Vivere la natura e la malattia.

I ricercatori finlandesi hanno testato 16.000 persone di almeno 25 anni di età, residenti a Helsinki, Espoo e Vantaa. Hanno raccolto informazioni su come vivono gli spazi verdi e gli spazi blu (laghi, mari, fiumi) ad una distanza massima di 1 Km da casa. Inoltre, ai volontari è stato chiesto di indicare se facessero uso di farmaci per combattere ansia, depressione, insonnia, ma anche di psicofarmaci o di medicinali per l’asma e l’ipertensione. Altre domande riguardavano l’esercizio fisico, l’abitudine a farlo e, nel caso, se il contesto dell’attività svolta fosse un luogo chiuso o aperto (un parco pubblico, per esempio). Infine, avrebbero dovuto affermare o meno se dalle finestre di casa riuscivano a vedere spazi verdi oppure blu. Qualora li vedessero, dovevano specificare se si soffermavano a guardarli, più o meno spesso, nell’arco della giornata.

Risultati della ricerca finlandese.

Lo studio ha dimostrato che solo l’esperienza diretta della natura, ovvero la frequentazione di spazi verdi/blu, aveva avuto effetti positivi sui partecipanti, riducendo la prescrizione di farmaci per le patologie segnalate. I ricercatori finlandesi hanno rilevato che se lo spazio naturale viene frequentato dalle 3 alle 4 volte a settimana la probabilità di usare psicofarmaci diminuisce del 33%, quella di usare farmaci per la pressione alta del 36% e quella di fare uso di farmaci per l’asma del 26%. “Si ritiene che l’attività fisica sia il fattore di mediazione chiave nei benefici per la salute quando si considera l’uso attivo degli spazi verdi”, ha dichiarato il coautore dello studio Anu Turunen.
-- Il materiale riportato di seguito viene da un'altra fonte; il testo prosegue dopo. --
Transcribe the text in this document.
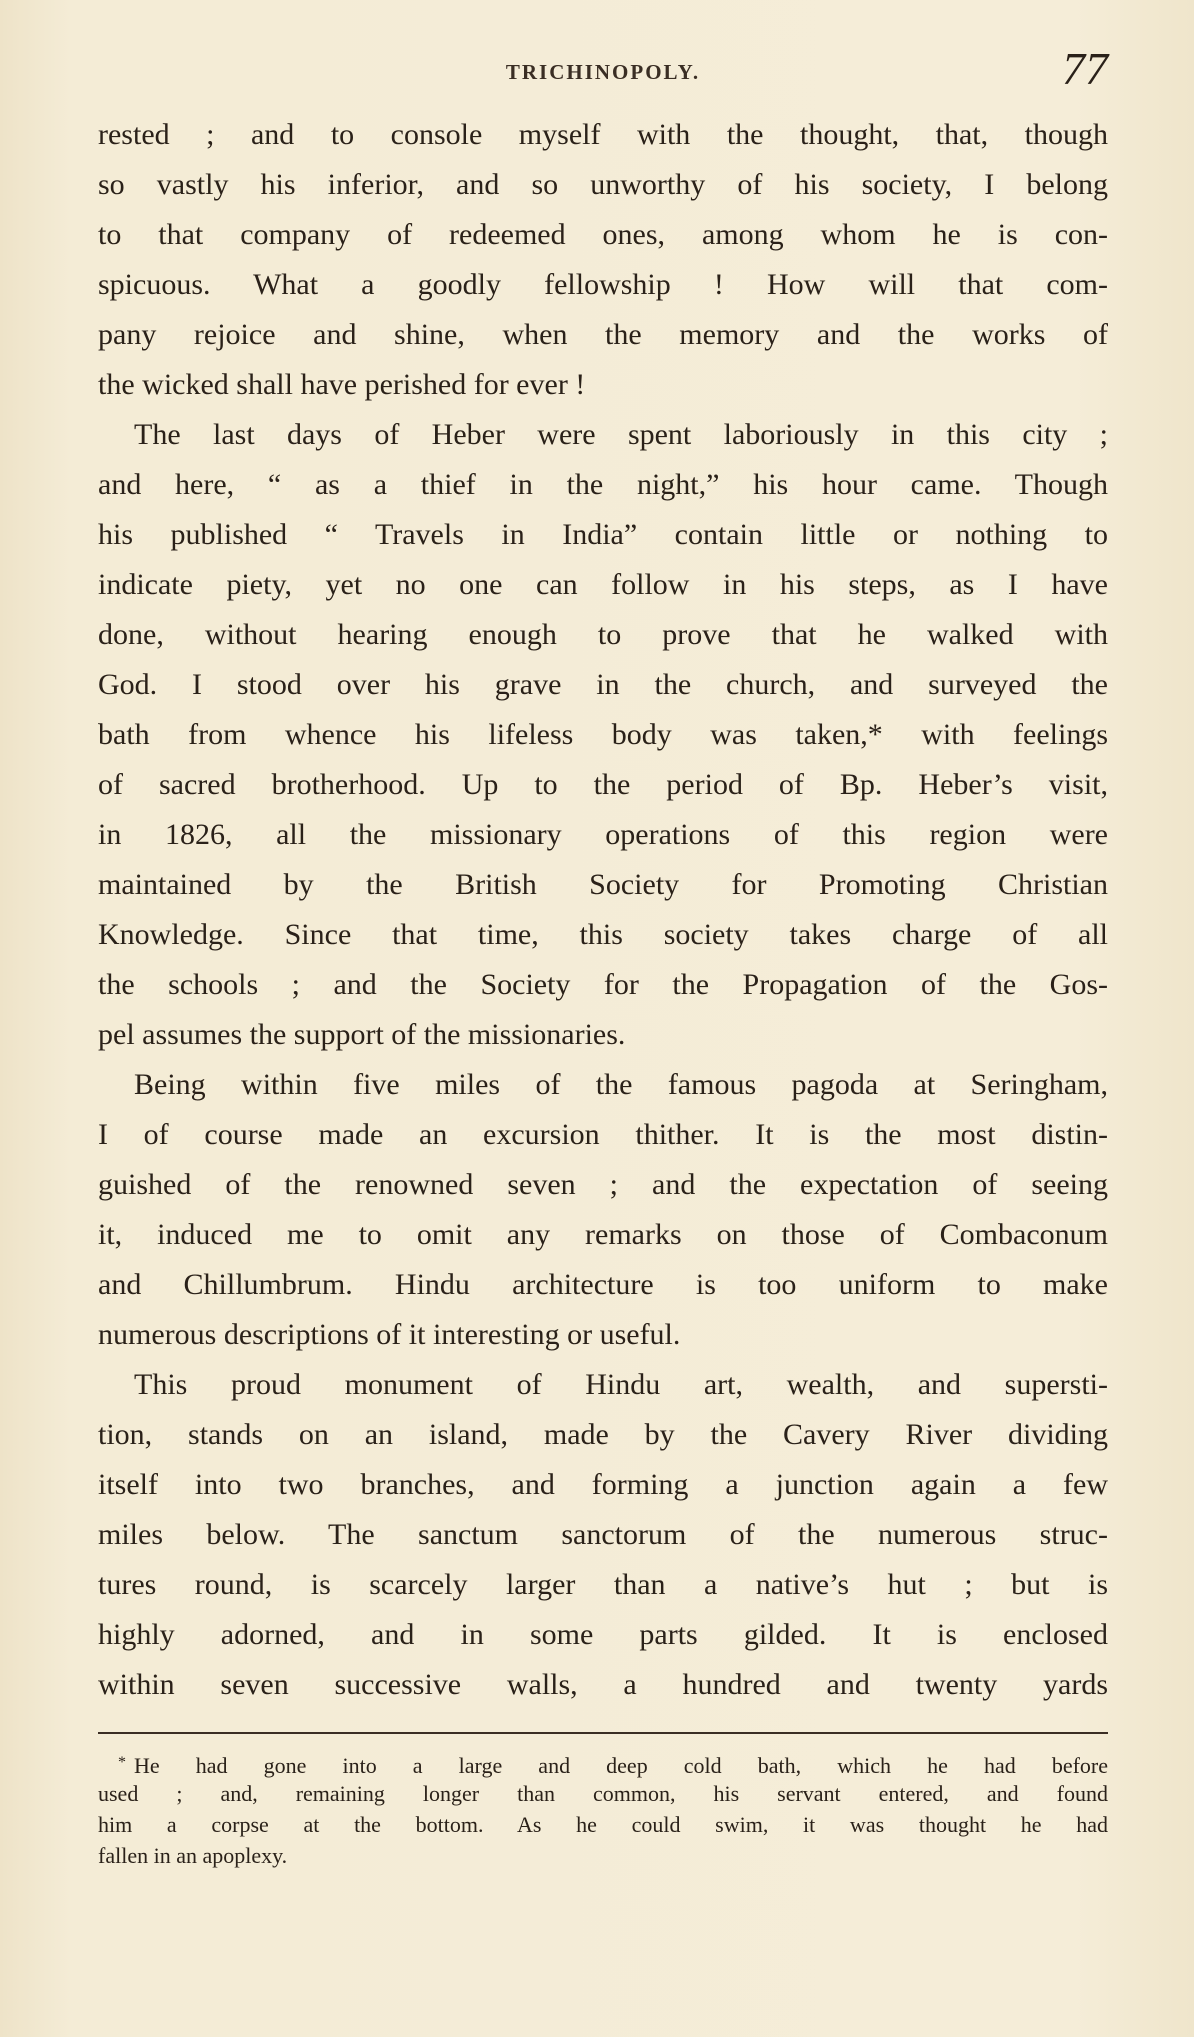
TRICHINOPOLY.	77
rested ; and to console myself with the thought, that, though
so vastly his inferior, and so unworthy of his society, I belong
to that company of redeemed ones, among whom he is con-
spicuous. What a goodly fellowship ! How will that com-
pany rejoice and shine, when the memory and the works of
the wicked shall have perished for ever !
The last days of Heber were spent laboriously in this city ;
and here, “ as a thief in the night,” his hour came. Though
his published “ Travels in India” contain little or nothing to
indicate piety, yet no one can follow in his steps, as I have
done, without hearing enough to prove that he walked with
God. I stood over his grave in the church, and surveyed the
bath from whence his lifeless body was taken,* with feelings
of sacred brotherhood. Up to the period of Bp. Heber’s visit,
in 1826, all the missionary operations of this region were
maintained by the British Society for Promoting Christian
Knowledge. Since that time, this society takes charge of all
the schools ; and the Society for the Propagation of the Gos-
pel assumes the support of the missionaries.
Being within five miles of the famous pagoda at Seringham,
I of course made an excursion thither. It is the most distin-
guished of the renowned seven ; and the expectation of seeing
it, induced me to omit any remarks on those of Combaconum
and Chillumbrum. Hindu architecture is too uniform to make
numerous descriptions of it interesting or useful.
This proud monument of Hindu art, wealth, and supersti-
tion, stands on an island, made by the Cavery River dividing
itself into two branches, and forming a junction again a few
miles below. The sanctum sanctorum of the numerous struc-
tures round, is scarcely larger than a native’s hut ; but is
highly adorned, and in some parts gilded. It is enclosed
within seven successive walls, a hundred and twenty yards
* He had gone into a large and deep cold bath, which he had before
used ; and, remaining longer than common, his servant entered, and found
him a corpse at the bottom. As he could swim, it was thought he had
fallen in an apoplexy.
La ricerca sul tema natura e salute.

Studi precedenti hanno scoperto che le persone che vivono nei pressi di spazi verdi ottengono importanti vantaggi per la salute. Una ricerca del 2016 ha confrontato la quantità di piante e vegetazione vicino alle case di quasi 100 mila donne. Dopo otto anni, i ricercatori hanno evidenziato che accedere ad ambienti naturali ha ridotto il tasso di mortalità delle donne del 12% e migliorato la loro salute mentale. Un altro studio del 2019 sugli spazi verdi disponibili in tutto il pianeta ha rilevato che le persone che ci vivono nelle vicinanze hanno minori probabilità di morire prematuramente. Ancora, un altro studio giapponese del 2019 ha evidenziato che prendersi cura delle piante sul posto di lavoro ha ridotto lo stress dei lavoratori coinvolti nell’esperimento. A fronte di simili evidenze scientifiche, alcuni specialisti stanno cominciando a prescrivere esperienze in mezzo alla natura come parte della cura per la salute mentale.